С несчастным видом сажусь за стол, расстроенно обхватываю голову руками, «Ну, что за жизнь, тут стараешься, стараешься, потом приходит мама и всё портит». Моей руки кто-то осторожно касается.

— Не переживай, Юна, — успокаивает меня ЧжуВон, — я буду есть без всякого удовольствия.

— Правда? — в моих глазах светится отчаянная надежда.

ЧжуВон кивает, делает мрачное лицо и вид, что ест через силу.

— Тогда ладно, — я утешаюсь и принимаюсь за свой малокалорийный салат.

Мама, глядя на нас, мелко трясётся от беззвучного смеха, закрывая рот рукой.
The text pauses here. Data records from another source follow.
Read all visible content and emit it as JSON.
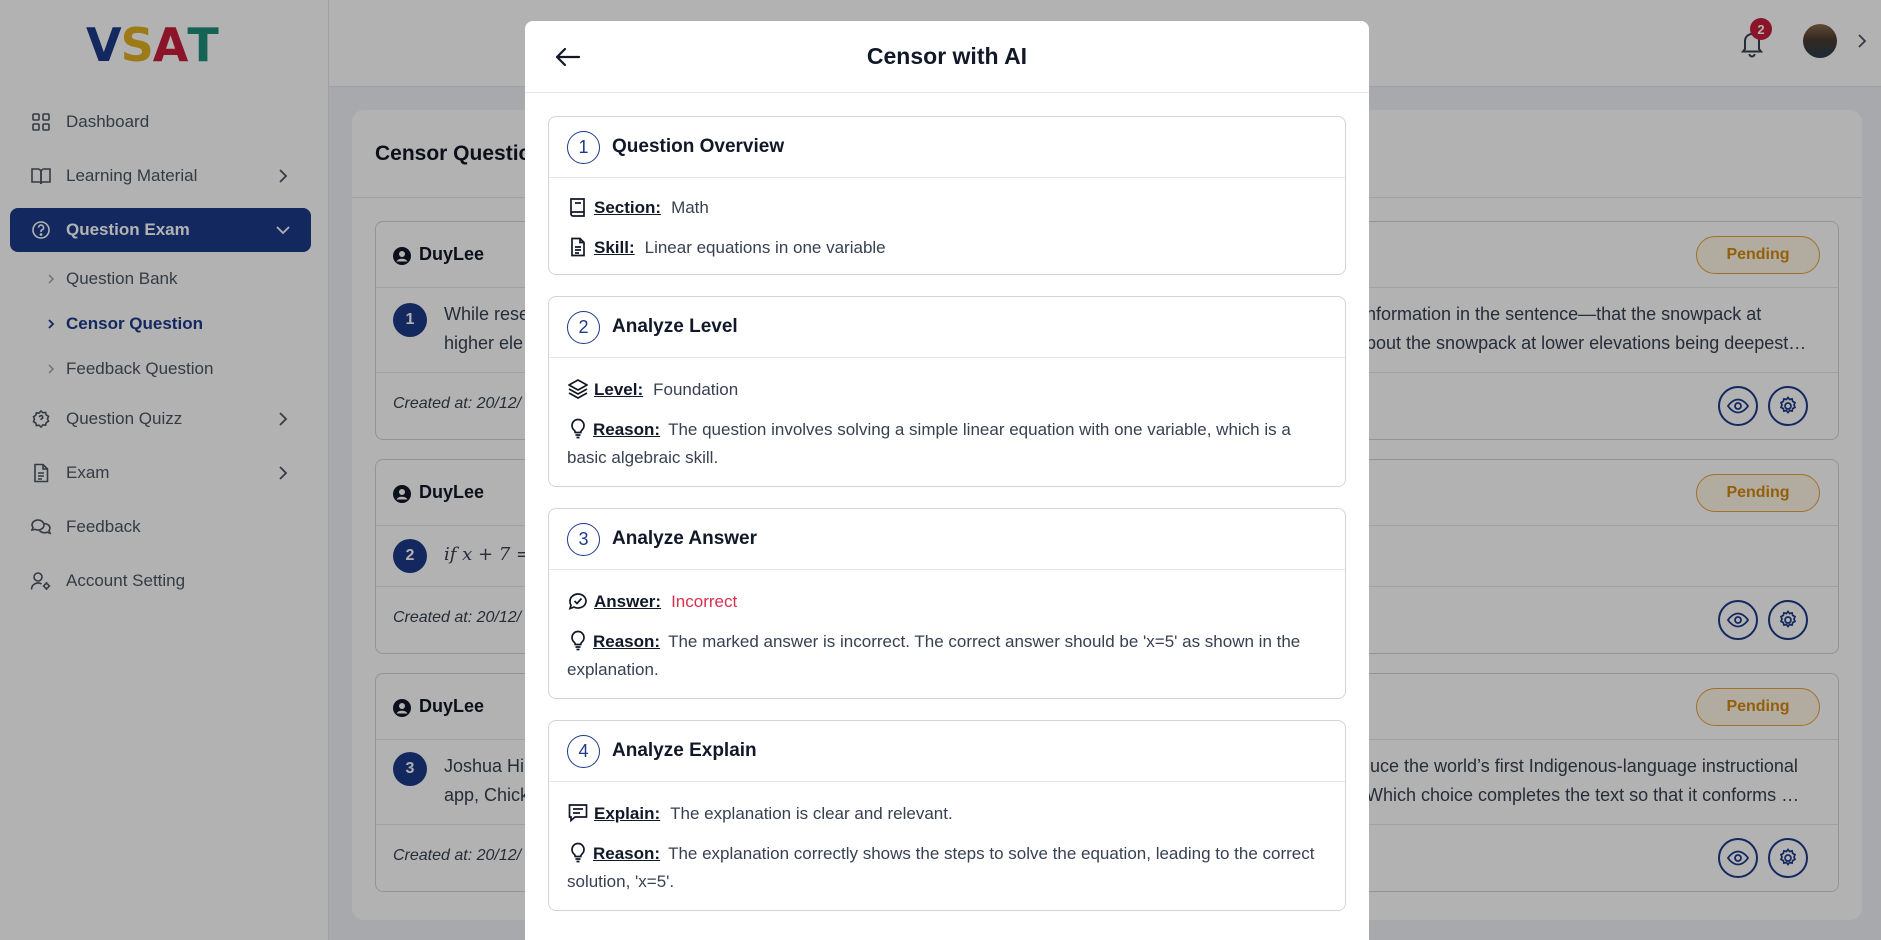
{
  "brand": {
    "letters": [
      "V",
      "S",
      "A",
      "T"
    ],
    "colors": [
      "#1e3a8a",
      "#e0b020",
      "#c81e3a",
      "#1e8f7a"
    ]
  },
  "sidebar": {
    "items": [
      {
        "label": "Dashboard",
        "icon": "grid-icon"
      },
      {
        "label": "Learning Material",
        "icon": "book-icon"
      },
      {
        "label": "Question Exam",
        "icon": "question-circle-icon",
        "active": true
      },
      {
        "label": "Question Quizz",
        "icon": "quiz-icon"
      },
      {
        "label": "Exam",
        "icon": "document-icon"
      },
      {
        "label": "Feedback",
        "icon": "chat-icon"
      },
      {
        "label": "Account Setting",
        "icon": "user-gear-icon"
      }
    ],
    "subitems": [
      {
        "label": "Question Bank"
      },
      {
        "label": "Censor Question",
        "active": true
      },
      {
        "label": "Feedback Question"
      }
    ]
  },
  "header": {
    "notification_count": "2"
  },
  "panel": {
    "title": "Censor Questic",
    "cards": [
      {
        "author": "DuyLee",
        "status": "Pending",
        "number": "1",
        "line1": "While rese",
        "line2": "higher ele",
        "right1": "nformation in the sentence—that the snowpack at",
        "right2": "bout the snowpack at lower elevations being deepest…",
        "created": "Created at: 20/12/"
      },
      {
        "author": "DuyLee",
        "status": "Pending",
        "number": "2",
        "line1": "if x + 7 =",
        "line2": "",
        "right1": "",
        "right2": "",
        "created": "Created at: 20/12/"
      },
      {
        "author": "DuyLee",
        "status": "Pending",
        "number": "3",
        "line1": "Joshua Hi",
        "line2": "app, Chick",
        "right1": "luce the world’s first Indigenous-language instructional",
        "right2": "Which choice completes the text so that it conforms …",
        "created": "Created at: 20/12/"
      }
    ]
  },
  "modal": {
    "title": "Censor with AI",
    "steps": [
      {
        "num": "1",
        "title": "Question Overview",
        "section_label": "Section:",
        "section_value": "Math",
        "skill_label": "Skill:",
        "skill_value": "Linear equations in one variable"
      },
      {
        "num": "2",
        "title": "Analyze Level",
        "level_label": "Level:",
        "level_value": "Foundation",
        "reason_label": "Reason:",
        "reason_value": "The question involves solving a simple linear equation with one variable, which is a basic algebraic skill."
      },
      {
        "num": "3",
        "title": "Analyze Answer",
        "answer_label": "Answer:",
        "answer_value": "Incorrect",
        "reason_label": "Reason:",
        "reason_value": "The marked answer is incorrect. The correct answer should be 'x=5' as shown in the explanation."
      },
      {
        "num": "4",
        "title": "Analyze Explain",
        "explain_label": "Explain:",
        "explain_value": "The explanation is clear and relevant.",
        "reason_label": "Reason:",
        "reason_value": "The explanation correctly shows the steps to solve the equation, leading to the correct solution, 'x=5'."
      }
    ]
  }
}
Вечером, уже после прихода СунОк, размещаю ЧжуВона в своей комнате. Была у меня идея розыгрыша: уложить парня в гостиной, — есть там уголок за занавеской, — на своей кровати сымитировать меня под одеялом и дождаться, когда ЧжуВон начнёт прокрадываться в мою спальню. Под одеялом в засаде его бы поджидала Мульча. Масса возможностей похихикать. И пусть бы только попробовал не проявить здоровую мужскую предприимчивость, я бы очень обиделась. Короче, ЧжуВон очутился бы в положении цугцванга. Что ни сделай, всё для него плохо. Но стало лень, слишком богат день на события, чтобы его дополнительно украшать.

Из тумбочки достаю полиэтиленовый пакетик.

— Твоя зубная щётка и всё остальное. Вот тебе полотенце…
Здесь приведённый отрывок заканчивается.